Radikale Änderung des Bauens

Wie erwähnt hat das Bauen durch die Inanspruchnahme von Land und durch die Verwendung vieler industriell gefertigter Produkte oft auch im Betrieb einen hohen ökologischen Fußabdruck. Wenn wir die „angemessenen“ Wohnbedürfnisse aller Menschen – einer noch wachsenden Weltbevölkerung – befriedigen wollen, wird es radikaler Maßnahmen bedürfen – vor allem auch angesichts der extremen Ungleichheit der Einkommen und Vermögen. Mit Grund und Boden müssen wir viel sparsamer umgehen. Wir brauchen Baustoffe, die weniger CO2 bei ihrer Produktion brauchen und in den Gebäuden für ein ausgeglichenes Klima sorgen. Wir müssen den Grundsatz „Renovieren vor Neubauen“ durchsetzen. Darüber hinaus müssten wir stark auf ein Recycling bzw. die Wiederverwendung von schon gebrauchten Materialen setzen. Darauf weist zum Beispiel der deutsche Pavillon hin, der das von der letzten Kunstbiennale „übriggebliebene“ Material gesammelt hat und zu verwerten versucht.
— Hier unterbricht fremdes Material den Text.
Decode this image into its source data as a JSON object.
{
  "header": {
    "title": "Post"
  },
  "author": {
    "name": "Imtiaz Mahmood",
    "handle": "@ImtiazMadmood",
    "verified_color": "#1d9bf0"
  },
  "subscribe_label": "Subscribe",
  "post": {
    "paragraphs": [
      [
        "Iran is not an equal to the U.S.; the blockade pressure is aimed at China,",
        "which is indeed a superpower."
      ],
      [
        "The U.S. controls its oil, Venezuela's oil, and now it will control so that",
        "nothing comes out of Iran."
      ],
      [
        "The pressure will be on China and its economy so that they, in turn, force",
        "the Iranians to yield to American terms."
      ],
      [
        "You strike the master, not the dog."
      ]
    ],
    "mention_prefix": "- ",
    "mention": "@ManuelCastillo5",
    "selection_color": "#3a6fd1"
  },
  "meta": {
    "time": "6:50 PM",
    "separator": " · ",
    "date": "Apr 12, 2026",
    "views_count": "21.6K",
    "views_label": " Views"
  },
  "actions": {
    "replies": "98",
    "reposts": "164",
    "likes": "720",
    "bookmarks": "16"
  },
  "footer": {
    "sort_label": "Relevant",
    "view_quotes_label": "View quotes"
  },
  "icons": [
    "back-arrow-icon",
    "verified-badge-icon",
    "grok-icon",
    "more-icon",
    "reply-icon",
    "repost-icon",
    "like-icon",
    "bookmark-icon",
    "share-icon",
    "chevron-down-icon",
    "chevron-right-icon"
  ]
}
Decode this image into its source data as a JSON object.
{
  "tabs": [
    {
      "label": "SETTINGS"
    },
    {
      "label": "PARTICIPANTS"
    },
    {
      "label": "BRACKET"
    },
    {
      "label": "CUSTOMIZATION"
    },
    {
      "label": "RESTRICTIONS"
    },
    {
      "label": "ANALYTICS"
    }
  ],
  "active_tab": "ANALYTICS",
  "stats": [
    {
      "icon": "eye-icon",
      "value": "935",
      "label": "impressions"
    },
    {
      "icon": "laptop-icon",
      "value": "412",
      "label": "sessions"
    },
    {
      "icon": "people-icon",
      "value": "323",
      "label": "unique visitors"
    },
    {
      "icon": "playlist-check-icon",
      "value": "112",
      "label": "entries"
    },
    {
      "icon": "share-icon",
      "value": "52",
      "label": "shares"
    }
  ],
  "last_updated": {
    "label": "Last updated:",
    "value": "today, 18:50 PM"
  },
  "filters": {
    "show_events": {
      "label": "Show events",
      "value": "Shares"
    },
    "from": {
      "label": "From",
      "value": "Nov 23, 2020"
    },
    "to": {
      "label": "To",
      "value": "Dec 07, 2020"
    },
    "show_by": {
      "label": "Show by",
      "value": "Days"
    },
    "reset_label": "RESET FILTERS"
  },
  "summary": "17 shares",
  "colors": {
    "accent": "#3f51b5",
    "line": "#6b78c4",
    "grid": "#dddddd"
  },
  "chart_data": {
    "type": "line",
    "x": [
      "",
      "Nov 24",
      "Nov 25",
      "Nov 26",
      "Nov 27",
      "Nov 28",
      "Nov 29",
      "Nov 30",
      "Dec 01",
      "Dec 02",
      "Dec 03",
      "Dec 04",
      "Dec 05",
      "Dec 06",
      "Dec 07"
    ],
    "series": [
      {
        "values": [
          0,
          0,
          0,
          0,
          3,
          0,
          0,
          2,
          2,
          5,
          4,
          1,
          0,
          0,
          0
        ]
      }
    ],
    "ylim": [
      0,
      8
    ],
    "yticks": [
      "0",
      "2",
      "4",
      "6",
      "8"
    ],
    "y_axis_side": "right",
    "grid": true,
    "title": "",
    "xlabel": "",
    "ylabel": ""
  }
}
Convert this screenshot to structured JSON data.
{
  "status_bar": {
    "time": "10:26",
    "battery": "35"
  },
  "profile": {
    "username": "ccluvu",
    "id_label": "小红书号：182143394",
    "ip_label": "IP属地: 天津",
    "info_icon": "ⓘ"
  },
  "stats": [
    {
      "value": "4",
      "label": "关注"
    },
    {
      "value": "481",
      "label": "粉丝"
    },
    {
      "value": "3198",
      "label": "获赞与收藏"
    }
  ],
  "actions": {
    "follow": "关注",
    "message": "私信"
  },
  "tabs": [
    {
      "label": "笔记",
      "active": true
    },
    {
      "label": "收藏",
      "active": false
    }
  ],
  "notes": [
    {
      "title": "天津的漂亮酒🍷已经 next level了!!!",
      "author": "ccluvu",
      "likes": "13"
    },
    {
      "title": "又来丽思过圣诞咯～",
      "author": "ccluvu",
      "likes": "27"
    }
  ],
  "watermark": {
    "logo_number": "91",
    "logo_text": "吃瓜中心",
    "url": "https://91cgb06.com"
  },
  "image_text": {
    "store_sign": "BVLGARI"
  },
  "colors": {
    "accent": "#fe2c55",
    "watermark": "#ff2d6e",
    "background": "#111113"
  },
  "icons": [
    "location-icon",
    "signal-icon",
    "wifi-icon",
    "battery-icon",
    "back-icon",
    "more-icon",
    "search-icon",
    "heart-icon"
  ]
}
Neue Technologien können uns dabei sicher helfen. So wurde im belgischen Pavillon Baumaterial, das aus Pilzen gewachsen ist, präsentiert. Natürlich müssen die Technologien auch angewendet werden. So präsentierte der rumänische Pavillon einige früh entwickelte nachhaltige Technologien, die aber nicht umgesetzt wurden oder sich nicht durchgesetzt haben. Dazu gehört ein 1910 entwickelter Traktor mit Batteriebetrieb. Man sollte auch nicht ausschließen, dass auch in unseren Breitengraden auf die Lehmbauweise zurückgegriffen wird. Dazu gab es auch Hinweise auf der Biennale sowie bei der Ausstellung über die pakistanische Architektin Yasmeen Lari im AZW, dem Wiener Architekturzentrum. 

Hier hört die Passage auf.